Canberra CampLevel 4
The Years 5 and 6 students Unit of Inquiry before camp was “Where we are in place and time”.
CENTRAL IDEA: A nation is shaped by its history.
LINES OF INQUIRY:
– Events have made significant contributions to the development of a nation.
– People have made significant contributions to the development of a nation.
The students researched Australia’s discovery, settlement and federation. This gave them some prior knowledge before going on camp.
Last week the Year 5 and 6 students started a new Unit of Inquiry which was “How we organise ourselves”.
CENTRAL IDEA: Governmental systems and decisions can promote or deny equal opportunities and social justice.
LINES OF INQUIRY:
– Government systems.
– Principles of human rights and social justice.
– The effects of institutional behaviours and attitudes on social justice.
Camp provided the perfect provocation! They undertook an educational tour of our nation’s capital, Canberra. They participated in a variety of programs focusing on Australia’s history, culture, heritage and democracy. Over three action-packed days they were inquirers and gained first-hand knowledge at the following places:
– Parliament House – Responsibilities and procedures of Australia’s Federal Parliament including the Senate and House of Representatives. They enjoyed participating in a role-play where students took on roles of members of parliament and parliamentary officers and debated a bill.
– Museum of Australian Democracy at Old Parliament House – Australia’s political history and a role play of the House of Representatives featuring our first Australian-born Governor-General Sir Isaac Isaacs and our first female Governor-General Quentin Bryce. They also participated in a wonderful interactive activity that had them searching for information on Australian and other government systems.

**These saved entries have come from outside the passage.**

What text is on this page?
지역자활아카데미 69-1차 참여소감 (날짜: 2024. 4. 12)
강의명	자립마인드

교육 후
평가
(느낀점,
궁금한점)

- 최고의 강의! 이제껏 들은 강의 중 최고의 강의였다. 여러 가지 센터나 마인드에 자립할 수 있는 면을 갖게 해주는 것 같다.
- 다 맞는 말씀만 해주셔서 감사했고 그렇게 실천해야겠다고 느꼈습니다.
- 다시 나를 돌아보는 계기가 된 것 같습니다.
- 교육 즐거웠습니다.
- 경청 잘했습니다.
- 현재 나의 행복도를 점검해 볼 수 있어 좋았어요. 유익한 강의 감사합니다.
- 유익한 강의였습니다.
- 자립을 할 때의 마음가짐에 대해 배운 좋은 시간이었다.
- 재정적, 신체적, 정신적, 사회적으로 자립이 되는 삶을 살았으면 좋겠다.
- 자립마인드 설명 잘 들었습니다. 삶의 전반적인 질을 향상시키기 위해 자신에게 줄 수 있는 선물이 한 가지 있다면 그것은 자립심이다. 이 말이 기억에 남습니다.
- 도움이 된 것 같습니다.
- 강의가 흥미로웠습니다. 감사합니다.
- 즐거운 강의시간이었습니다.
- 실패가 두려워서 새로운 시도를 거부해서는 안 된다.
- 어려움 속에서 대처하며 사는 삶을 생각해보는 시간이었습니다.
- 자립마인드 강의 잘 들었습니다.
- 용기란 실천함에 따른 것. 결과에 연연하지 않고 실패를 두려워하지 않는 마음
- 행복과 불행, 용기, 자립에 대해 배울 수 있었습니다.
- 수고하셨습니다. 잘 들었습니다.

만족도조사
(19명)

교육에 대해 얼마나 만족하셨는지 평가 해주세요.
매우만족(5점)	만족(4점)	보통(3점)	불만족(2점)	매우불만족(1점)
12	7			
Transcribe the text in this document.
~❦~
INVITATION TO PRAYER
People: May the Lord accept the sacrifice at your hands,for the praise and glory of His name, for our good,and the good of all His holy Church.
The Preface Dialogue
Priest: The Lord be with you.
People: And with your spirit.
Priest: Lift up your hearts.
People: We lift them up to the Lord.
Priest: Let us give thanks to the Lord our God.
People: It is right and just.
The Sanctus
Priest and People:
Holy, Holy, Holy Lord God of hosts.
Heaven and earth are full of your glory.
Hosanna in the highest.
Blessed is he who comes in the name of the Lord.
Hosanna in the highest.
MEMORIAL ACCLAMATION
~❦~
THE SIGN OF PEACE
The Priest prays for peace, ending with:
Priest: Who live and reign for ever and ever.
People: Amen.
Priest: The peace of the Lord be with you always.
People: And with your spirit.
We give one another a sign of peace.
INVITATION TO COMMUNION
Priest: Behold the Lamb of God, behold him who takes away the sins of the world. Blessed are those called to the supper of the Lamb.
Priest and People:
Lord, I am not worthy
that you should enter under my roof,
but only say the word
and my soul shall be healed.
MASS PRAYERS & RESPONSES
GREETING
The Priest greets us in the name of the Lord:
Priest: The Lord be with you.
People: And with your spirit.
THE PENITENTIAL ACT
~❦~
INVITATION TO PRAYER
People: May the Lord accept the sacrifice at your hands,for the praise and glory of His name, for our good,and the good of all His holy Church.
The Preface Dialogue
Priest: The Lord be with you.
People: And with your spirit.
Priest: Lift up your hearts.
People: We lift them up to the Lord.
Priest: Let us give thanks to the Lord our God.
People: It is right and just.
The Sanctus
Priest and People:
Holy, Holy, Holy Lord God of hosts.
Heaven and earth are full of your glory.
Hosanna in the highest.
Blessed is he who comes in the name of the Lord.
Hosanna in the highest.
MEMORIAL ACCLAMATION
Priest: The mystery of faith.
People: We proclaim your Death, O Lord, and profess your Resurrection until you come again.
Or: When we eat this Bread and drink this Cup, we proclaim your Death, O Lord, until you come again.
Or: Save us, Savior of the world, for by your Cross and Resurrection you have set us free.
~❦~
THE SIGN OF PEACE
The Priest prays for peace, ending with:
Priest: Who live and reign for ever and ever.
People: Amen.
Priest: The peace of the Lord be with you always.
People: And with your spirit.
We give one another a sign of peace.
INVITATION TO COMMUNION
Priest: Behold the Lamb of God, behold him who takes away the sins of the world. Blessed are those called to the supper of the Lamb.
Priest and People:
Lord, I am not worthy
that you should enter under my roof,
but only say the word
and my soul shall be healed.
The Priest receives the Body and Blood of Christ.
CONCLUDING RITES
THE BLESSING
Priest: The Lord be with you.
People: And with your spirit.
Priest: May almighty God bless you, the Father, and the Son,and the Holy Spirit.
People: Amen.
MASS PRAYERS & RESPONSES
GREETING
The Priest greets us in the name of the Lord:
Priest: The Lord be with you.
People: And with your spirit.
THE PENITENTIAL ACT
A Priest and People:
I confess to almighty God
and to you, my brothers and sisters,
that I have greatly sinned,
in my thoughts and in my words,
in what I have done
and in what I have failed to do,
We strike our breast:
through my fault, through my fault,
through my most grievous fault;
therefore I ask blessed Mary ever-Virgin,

– Australian Electoral Commission – Australia’s Federal Electoral system, the importance of elections and participation in parliamentary democracy.
– High Court of Australia – The High Court’s role in the Australian judicial system.
– National Capital Exhibition – History and development of Canberra
– Australian War Memorial – Australia’s National Memorial to those who died in war; displaying relics, documents, photographs and art; and the Hall of Memory.
– ANZAC Parade Memorials
– Embassy Drive Tour – Various countries embassies have diplomatic representation in Canberra.
– National Museum of Australia – Hands-on interactive exhibitions to experience the stories of Australia including a video of Kevin Rudd saying sorry to our indigenous people.
– National Gallery of Australia – Displays from the national collection of Aboriginal, Australasian and modern American arts. We viewed the Ned Kelly Series by Sidney Nolan and the controversial Blue Poles by Jackson Pollock.
And because we were in Canberra we also visited:
– National Science and Technology Centre (Questacon) – interactive exhibits about Science including the body, earthquakes, lightning and illusion.
– Australian Institute of Sport – Tour of world class facilities and insight into the life of an elite athlete.
– Mount Ainslie Lookout – a spectacular view of Canberra from behind the War Memorial, straight down ANZAC Parade to the Old and New Parliament Houses. This also included the Parliamentary Triangle, Lake Burleigh-Griffin and the surrounding hills.
The teachers were very proud of how the student made connections to their prior knowledge to answer questions, were inquirers by asking lots of questions, were caring towards each other and were principled by behaving respectfully.
The staff at the Sundown Motel commented on how well-mannered our students were at breakfast and dinner. The bus driver also said what a great group we were making him feel like he was part of our group.
Thank you to Chris Chang and Stephen Chapman for giving up a week of their time to help us on camp.